Did India really need a tepid docudrama on a few ‘bad boys’ to understand what was going on? Hardly! When someone called Francis phoned from London more than a year ago and ran the Vijay Mallya proposal past me, I instantly refused.

But he was persistent. Countless calls and WhatsApp messages later, and after repeatedly stating that I would not badmouth a family friend, the shoot was finally scheduled. I did not provide access to my home, nor did I provide any leads. I granted an hour and told the team to hire a room at The Taj Mahal Palace, Mumbai, which is close to where I live. It was pretty obvious that they were in search of masala—anything sensational and negative that would damage Vijay’s reputation. It was only after they mentioned the participation of Vijay’s son, Siddharth, in the series that I came on board.

Imaging: Bhaskaran Imaging: Bhaskaran

The probing questions, asked softly and politely, were shrewdly constructed to disarm the interviewee and get the person sufficiently relaxed to spill a few beans. Well… they picked the wrong person. All attempts to goad and bait me into saying terrible things about Vijay fell totally flat.

Vijay is way too smart to let amateurs rain on his party! I am not here to sit in judgment over his life or business decisions—let the courts unscramble those intricacies. The Vijay we knew as family was far more interesting than the public persona. That ‘construct’ came much later, after he had decided to brand himself the ‘King of Good Times’ and court mega media attention. Back then, it seemed like clever positioning to enhance brand recall and push beer sales. Looking back it is this very tag that came back to bite him.

Of course, Vijay changed over the years and the person we saw at his defiant 60th birthday party in Goa was by now a global ‘rock’ star—revelling in extravagance, flaunting his flamboyance. And, possibly, enjoying it all—the fawning courtiers, the lackeys, the groupies, the hangers-on.

We had been his house guests years ago at the very same Kingfisher Villa, during the housewarming party, which followed a very traditional ‘Griha Pravesh’ puja earlier in the day, performed by family priests he had flown in. Vijay was (and I am sure remains) a deeply religious man, a proud Gaud Saraswat Brahmin, who abides by rituals and dutifully adheres to his faith. He is an extraordinarily attentive son to Lalitha—his mother, the feisty matriarch, with whom I have spent quite a few entertaining hours, laughing and chatting about the ‘good times’, not all of them connected to her son.

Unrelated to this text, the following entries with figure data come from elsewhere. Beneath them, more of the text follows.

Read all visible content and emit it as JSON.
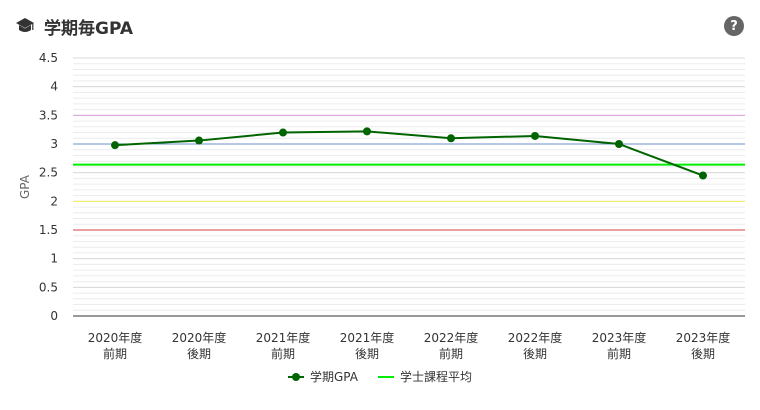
{
  "header": {
    "title": "学期毎GPA",
    "icon": "graduation-cap-icon",
    "help_label": "?"
  },
  "chart_data": {
    "type": "line",
    "ylabel": "GPA",
    "ylim": [
      0,
      4.5
    ],
    "yticks": [
      "0",
      "0.5",
      "1",
      "1.5",
      "2",
      "2.5",
      "3",
      "3.5",
      "4",
      "4.5"
    ],
    "categories": [
      [
        "2020年度",
        "前期"
      ],
      [
        "2020年度",
        "後期"
      ],
      [
        "2021年度",
        "前期"
      ],
      [
        "2021年度",
        "後期"
      ],
      [
        "2022年度",
        "前期"
      ],
      [
        "2022年度",
        "後期"
      ],
      [
        "2023年度",
        "前期"
      ],
      [
        "2023年度",
        "後期"
      ]
    ],
    "series": [
      {
        "name": "学期GPA",
        "color": "#006400",
        "values": [
          2.98,
          3.06,
          3.2,
          3.22,
          3.1,
          3.14,
          3.0,
          2.45
        ]
      }
    ],
    "reference_lines": [
      {
        "name": "学士課程平均",
        "value": 2.64,
        "color": "#00ee00"
      }
    ],
    "band_lines": [
      {
        "value": 3.5,
        "color": "#e0a0e0"
      },
      {
        "value": 3.0,
        "color": "#6f8fd0"
      },
      {
        "value": 2.0,
        "color": "#f0f060"
      },
      {
        "value": 1.5,
        "color": "#d04040"
      }
    ],
    "grid": true,
    "legend_position": "bottom"
  }
}
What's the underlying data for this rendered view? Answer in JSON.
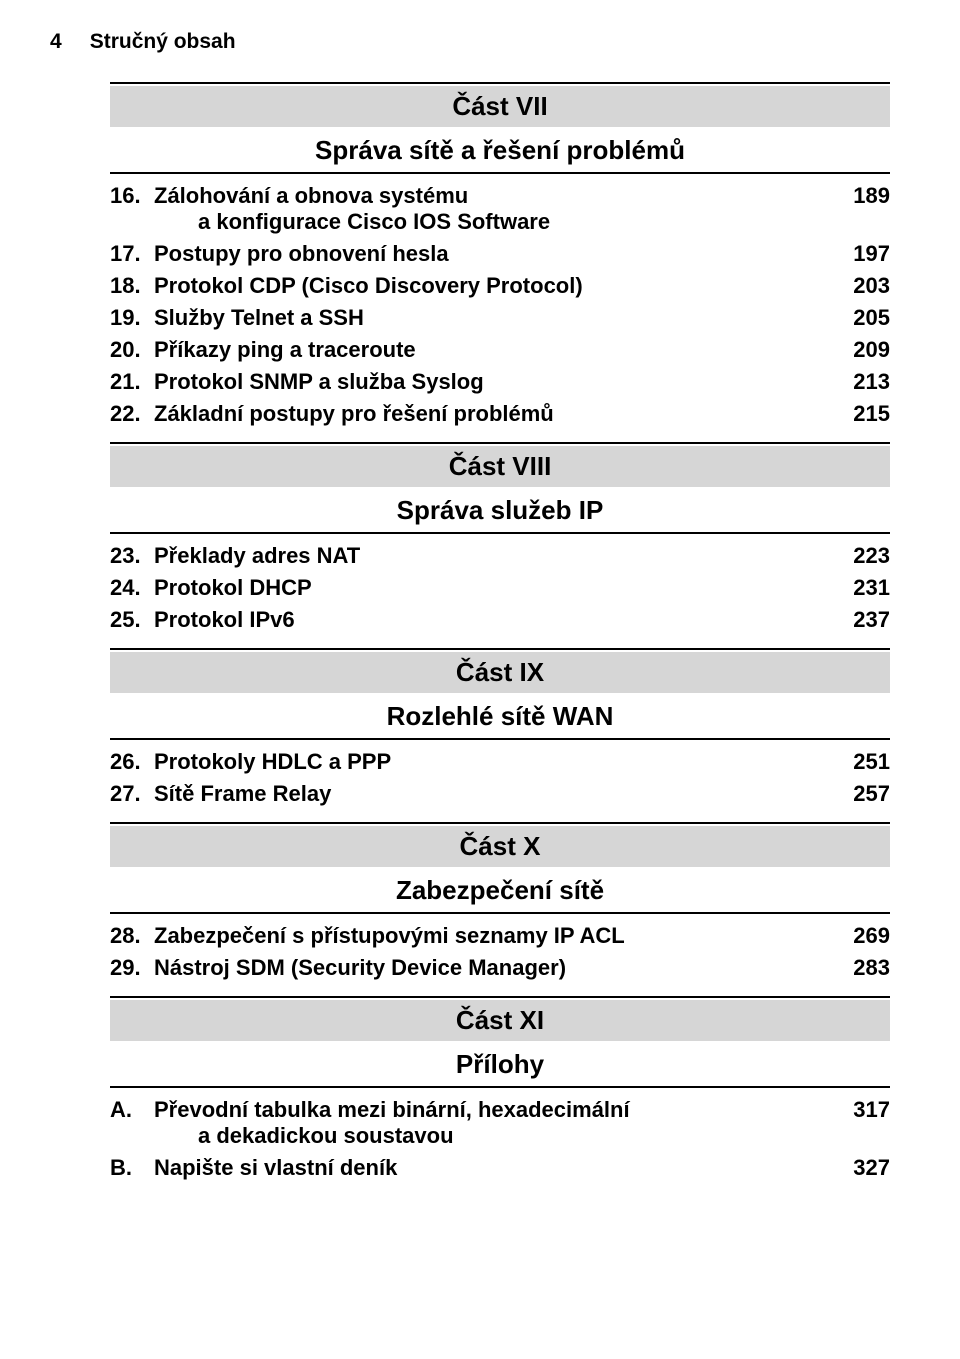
{
  "font_family": "Arial, Helvetica, sans-serif",
  "text_color": "#000000",
  "page_bg": "#ffffff",
  "gray_bg": "#d6d6d6",
  "rule_color": "#000000",
  "header": {
    "page_number": "4",
    "title": "Stručný obsah"
  },
  "sections": [
    {
      "label": "Část VII",
      "subtitle": "Správa sítě a řešení problémů",
      "entries": [
        {
          "num": "16.",
          "title": "Zálohování a obnova systému",
          "cont": "a konfigurace Cisco IOS Software",
          "page": "189"
        },
        {
          "num": "17.",
          "title": "Postupy pro obnovení hesla",
          "page": "197"
        },
        {
          "num": "18.",
          "title": "Protokol CDP (Cisco Discovery Protocol)",
          "page": "203"
        },
        {
          "num": "19.",
          "title": "Služby Telnet a SSH",
          "page": "205"
        },
        {
          "num": "20.",
          "title": "Příkazy ping a traceroute",
          "page": "209"
        },
        {
          "num": "21.",
          "title": "Protokol SNMP a služba Syslog",
          "page": "213"
        },
        {
          "num": "22.",
          "title": "Základní postupy pro řešení problémů",
          "page": "215"
        }
      ]
    },
    {
      "label": "Část VIII",
      "subtitle": "Správa služeb IP",
      "entries": [
        {
          "num": "23.",
          "title": "Překlady adres NAT",
          "page": "223"
        },
        {
          "num": "24.",
          "title": "Protokol DHCP",
          "page": "231"
        },
        {
          "num": "25.",
          "title": "Protokol IPv6",
          "page": "237"
        }
      ]
    },
    {
      "label": "Část IX",
      "subtitle": "Rozlehlé sítě WAN",
      "entries": [
        {
          "num": "26.",
          "title": "Protokoly HDLC a PPP",
          "page": "251"
        },
        {
          "num": "27.",
          "title": "Sítě Frame Relay",
          "page": "257"
        }
      ]
    },
    {
      "label": "Část X",
      "subtitle": "Zabezpečení sítě",
      "entries": [
        {
          "num": "28.",
          "title": "Zabezpečení s přístupovými seznamy IP ACL",
          "page": "269"
        },
        {
          "num": "29.",
          "title": "Nástroj SDM (Security Device Manager)",
          "page": "283"
        }
      ]
    },
    {
      "label": "Část XI",
      "subtitle": "Přílohy",
      "entries": [
        {
          "num": "A.",
          "title": "Převodní tabulka mezi binární, hexadecimální",
          "cont": "a dekadickou soustavou",
          "page": "317"
        },
        {
          "num": "B.",
          "title": "Napište si vlastní deník",
          "page": "327"
        }
      ]
    }
  ]
}
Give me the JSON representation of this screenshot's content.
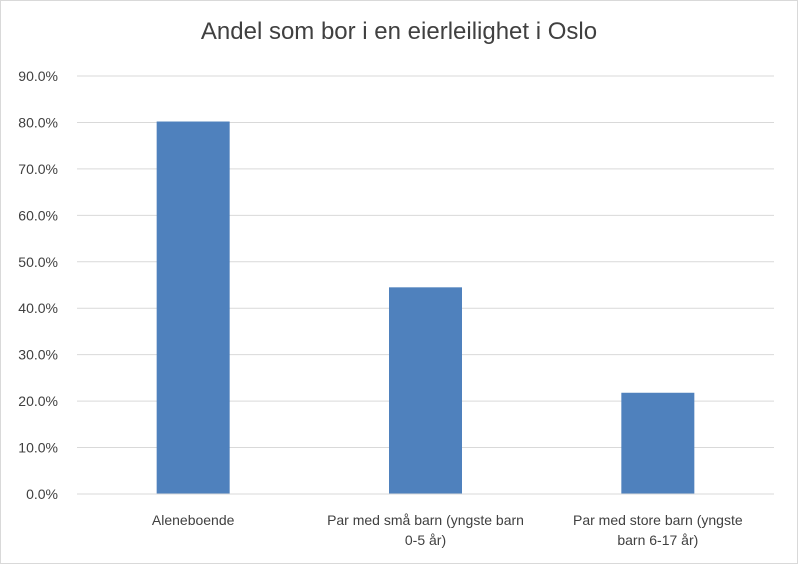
{
  "chart_data": {
    "type": "bar",
    "title": "Andel som bor i en eierleilighet i Oslo",
    "categories": [
      [
        "Aleneboende"
      ],
      [
        "Par med små barn (yngste barn",
        "0-5 år)"
      ],
      [
        "Par med store barn (yngste",
        "barn 6-17 år)"
      ]
    ],
    "values": [
      80.2,
      44.5,
      21.8
    ],
    "y_tick_labels": [
      "0.0%",
      "10.0%",
      "20.0%",
      "30.0%",
      "40.0%",
      "50.0%",
      "60.0%",
      "70.0%",
      "80.0%",
      "90.0%"
    ],
    "ylim": [
      0,
      90
    ],
    "y_step": 10,
    "xlabel": "",
    "ylabel": "",
    "grid": true,
    "legend": "none",
    "bar_color": "#4f81bd",
    "grid_color": "#d9d9d9"
  }
}
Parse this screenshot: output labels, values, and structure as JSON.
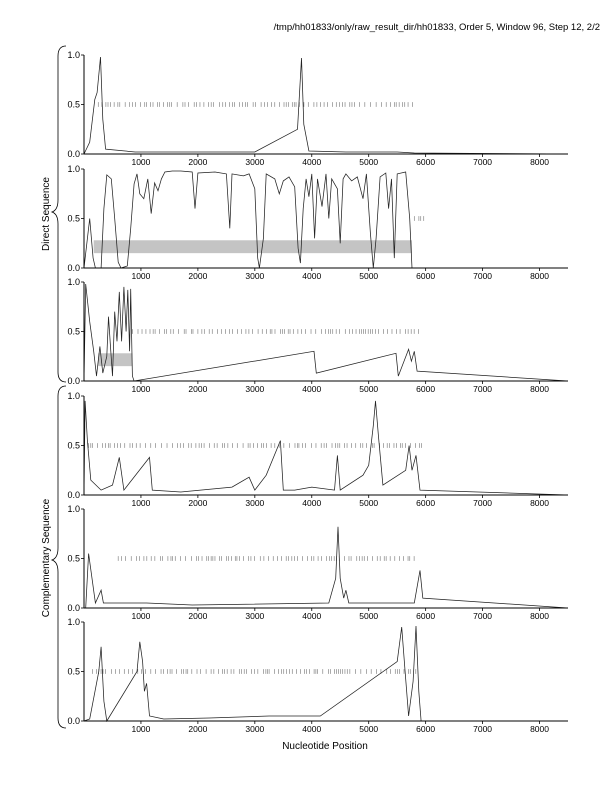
{
  "header": {
    "title": "/tmp/hh01833/only/raw_result_dir/hh01833, Order 5, Window 96, Step 12, 2/2"
  },
  "groups": {
    "direct": "Direct Sequence",
    "complementary": "Complementary Sequence"
  },
  "axes": {
    "xlabel": "Nucleotide Position",
    "xticks": [
      "1000",
      "2000",
      "3000",
      "4000",
      "5000",
      "6000",
      "7000",
      "8000"
    ],
    "yticks": [
      "0.0",
      "0.5",
      "1.0"
    ]
  },
  "chart_data": {
    "type": "line",
    "title": "/tmp/hh01833/only/raw_result_dir/hh01833, Order 5, Window 96, Step 12, 2/2",
    "xlabel": "Nucleotide Position",
    "ylabel": "",
    "xlim": [
      0,
      8500
    ],
    "ylim": [
      0,
      1.0
    ],
    "xticks": [
      1000,
      2000,
      3000,
      4000,
      5000,
      6000,
      7000,
      8000
    ],
    "yticks": [
      0.0,
      0.5,
      1.0
    ],
    "grid": false,
    "panels": [
      {
        "group": "Direct Sequence",
        "peaks": [
          [
            100,
            0.12
          ],
          [
            190,
            0.55
          ],
          [
            230,
            0.62
          ],
          [
            290,
            0.98
          ],
          [
            330,
            0.35
          ],
          [
            380,
            0.05
          ],
          [
            900,
            0.02
          ],
          [
            1900,
            0.02
          ],
          [
            3000,
            0.02
          ],
          [
            3750,
            0.25
          ],
          [
            3820,
            0.97
          ],
          [
            3860,
            0.3
          ],
          [
            3950,
            0.03
          ],
          [
            4600,
            0.02
          ],
          [
            5500,
            0.02
          ],
          [
            5800,
            0.01
          ]
        ],
        "ticks_level": 0.5,
        "ticks_range": [
          250,
          5800
        ],
        "highlight": null
      },
      {
        "group": "Direct Sequence",
        "peaks": [
          [
            100,
            0.5
          ],
          [
            160,
            0.1
          ],
          [
            200,
            0.0
          ],
          [
            300,
            0.0
          ],
          [
            350,
            0.6
          ],
          [
            400,
            0.94
          ],
          [
            480,
            0.9
          ],
          [
            540,
            0.5
          ],
          [
            600,
            0.06
          ],
          [
            650,
            0.0
          ],
          [
            760,
            0.02
          ],
          [
            820,
            0.4
          ],
          [
            880,
            0.85
          ],
          [
            930,
            0.95
          ],
          [
            980,
            0.75
          ],
          [
            1050,
            0.7
          ],
          [
            1120,
            0.9
          ],
          [
            1180,
            0.55
          ],
          [
            1240,
            0.86
          ],
          [
            1300,
            0.78
          ],
          [
            1360,
            0.9
          ],
          [
            1420,
            0.97
          ],
          [
            1550,
            0.98
          ],
          [
            1700,
            0.98
          ],
          [
            1900,
            0.97
          ],
          [
            1950,
            0.6
          ],
          [
            2000,
            0.96
          ],
          [
            2300,
            0.97
          ],
          [
            2500,
            0.95
          ],
          [
            2560,
            0.4
          ],
          [
            2600,
            0.95
          ],
          [
            2800,
            0.93
          ],
          [
            2900,
            0.95
          ],
          [
            3000,
            0.8
          ],
          [
            3050,
            0.1
          ],
          [
            3080,
            0.0
          ],
          [
            3150,
            0.3
          ],
          [
            3200,
            0.95
          ],
          [
            3350,
            0.9
          ],
          [
            3430,
            0.75
          ],
          [
            3500,
            0.88
          ],
          [
            3600,
            0.92
          ],
          [
            3700,
            0.82
          ],
          [
            3760,
            0.2
          ],
          [
            3800,
            0.05
          ],
          [
            3850,
            0.6
          ],
          [
            3900,
            0.9
          ],
          [
            3950,
            0.72
          ],
          [
            4000,
            0.95
          ],
          [
            4050,
            0.3
          ],
          [
            4100,
            0.9
          ],
          [
            4180,
            0.62
          ],
          [
            4250,
            0.95
          ],
          [
            4300,
            0.5
          ],
          [
            4350,
            0.9
          ],
          [
            4450,
            0.8
          ],
          [
            4500,
            0.25
          ],
          [
            4550,
            0.9
          ],
          [
            4600,
            0.95
          ],
          [
            4700,
            0.88
          ],
          [
            4800,
            0.92
          ],
          [
            4900,
            0.7
          ],
          [
            4960,
            0.95
          ],
          [
            5030,
            0.35
          ],
          [
            5080,
            0.0
          ],
          [
            5130,
            0.3
          ],
          [
            5200,
            0.92
          ],
          [
            5300,
            0.96
          ],
          [
            5350,
            0.6
          ],
          [
            5400,
            0.9
          ],
          [
            5450,
            0.1
          ],
          [
            5500,
            0.95
          ],
          [
            5650,
            0.97
          ],
          [
            5720,
            0.5
          ],
          [
            5760,
            0.0
          ]
        ],
        "ticks_level": 0.5,
        "ticks_range": [
          5800,
          5990
        ],
        "highlight": {
          "x": [
            170,
            5760
          ],
          "y": [
            0.15,
            0.28
          ]
        }
      },
      {
        "group": "Direct Sequence",
        "peaks": [
          [
            30,
            0.98
          ],
          [
            100,
            0.6
          ],
          [
            170,
            0.3
          ],
          [
            220,
            0.05
          ],
          [
            280,
            0.35
          ],
          [
            330,
            0.08
          ],
          [
            400,
            0.25
          ],
          [
            430,
            0.65
          ],
          [
            470,
            0.3
          ],
          [
            500,
            0.05
          ],
          [
            540,
            0.7
          ],
          [
            580,
            0.4
          ],
          [
            620,
            0.9
          ],
          [
            660,
            0.4
          ],
          [
            700,
            0.95
          ],
          [
            740,
            0.5
          ],
          [
            770,
            0.92
          ],
          [
            800,
            0.3
          ],
          [
            820,
            0.93
          ],
          [
            850,
            0.05
          ],
          [
            880,
            0.0
          ],
          [
            4040,
            0.3
          ],
          [
            4080,
            0.08
          ],
          [
            5480,
            0.28
          ],
          [
            5520,
            0.05
          ],
          [
            5700,
            0.32
          ],
          [
            5750,
            0.2
          ],
          [
            5800,
            0.3
          ],
          [
            5850,
            0.1
          ]
        ],
        "ticks_level": 0.5,
        "ticks_range": [
          850,
          5950
        ],
        "highlight": {
          "x": [
            250,
            850
          ],
          "y": [
            0.15,
            0.28
          ]
        }
      },
      {
        "group": "Complementary Sequence",
        "peaks": [
          [
            20,
            0.95
          ],
          [
            60,
            0.55
          ],
          [
            120,
            0.15
          ],
          [
            300,
            0.05
          ],
          [
            500,
            0.1
          ],
          [
            620,
            0.38
          ],
          [
            700,
            0.05
          ],
          [
            1150,
            0.38
          ],
          [
            1200,
            0.05
          ],
          [
            1700,
            0.03
          ],
          [
            2600,
            0.08
          ],
          [
            2900,
            0.18
          ],
          [
            3000,
            0.05
          ],
          [
            3200,
            0.2
          ],
          [
            3450,
            0.55
          ],
          [
            3500,
            0.05
          ],
          [
            3700,
            0.05
          ],
          [
            4000,
            0.08
          ],
          [
            4400,
            0.05
          ],
          [
            4450,
            0.4
          ],
          [
            4500,
            0.05
          ],
          [
            4900,
            0.2
          ],
          [
            5000,
            0.3
          ],
          [
            5080,
            0.7
          ],
          [
            5120,
            0.95
          ],
          [
            5170,
            0.6
          ],
          [
            5250,
            0.1
          ],
          [
            5650,
            0.25
          ],
          [
            5710,
            0.5
          ],
          [
            5760,
            0.25
          ],
          [
            5830,
            0.4
          ],
          [
            5900,
            0.05
          ]
        ],
        "ticks_level": 0.5,
        "ticks_range": [
          80,
          5980
        ],
        "highlight": null
      },
      {
        "group": "Complementary Sequence",
        "peaks": [
          [
            30,
            0.0
          ],
          [
            80,
            0.55
          ],
          [
            140,
            0.3
          ],
          [
            200,
            0.05
          ],
          [
            300,
            0.18
          ],
          [
            340,
            0.05
          ],
          [
            1100,
            0.05
          ],
          [
            1900,
            0.03
          ],
          [
            4300,
            0.05
          ],
          [
            4420,
            0.3
          ],
          [
            4460,
            0.82
          ],
          [
            4500,
            0.3
          ],
          [
            4560,
            0.1
          ],
          [
            4600,
            0.18
          ],
          [
            4650,
            0.05
          ],
          [
            5800,
            0.05
          ],
          [
            5900,
            0.38
          ],
          [
            5950,
            0.1
          ]
        ],
        "ticks_level": 0.5,
        "ticks_range": [
          600,
          5900
        ],
        "highlight": null
      },
      {
        "group": "Complementary Sequence",
        "peaks": [
          [
            100,
            0.02
          ],
          [
            260,
            0.5
          ],
          [
            300,
            0.75
          ],
          [
            350,
            0.2
          ],
          [
            400,
            0.0
          ],
          [
            930,
            0.5
          ],
          [
            980,
            0.8
          ],
          [
            1030,
            0.6
          ],
          [
            1060,
            0.3
          ],
          [
            1100,
            0.38
          ],
          [
            1150,
            0.05
          ],
          [
            1400,
            0.02
          ],
          [
            2200,
            0.03
          ],
          [
            3250,
            0.05
          ],
          [
            4150,
            0.05
          ],
          [
            5500,
            0.6
          ],
          [
            5580,
            0.95
          ],
          [
            5640,
            0.5
          ],
          [
            5700,
            0.05
          ],
          [
            5780,
            0.4
          ],
          [
            5830,
            0.96
          ],
          [
            5880,
            0.3
          ],
          [
            5920,
            0.0
          ]
        ],
        "ticks_level": 0.5,
        "ticks_range": [
          150,
          5850
        ],
        "highlight": null
      }
    ]
  }
}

Vijay has one of the quickest, sharpest minds, capable of calculating several unconnected matters simultaneously. He counts in Kannada, speaks fluent Bengali and is anything but a random ‘philanderer’.

Unfortunately, this Netflix docudrama is a missed opportunity. It lazily skims the surface. There are no new insights and it has nothing fresh to offer. Regurgitating what is already in the public domain is a facile way to approach a multi-dimensional personality like Mallya. It was Sid Mallya’s impassioned defence of his father that salvaged this project from total collapse. Let us hope there will be a more comprehensive, in-depth portrait of a man whose wild reputation hides his other, far more complex side—the one I know and like.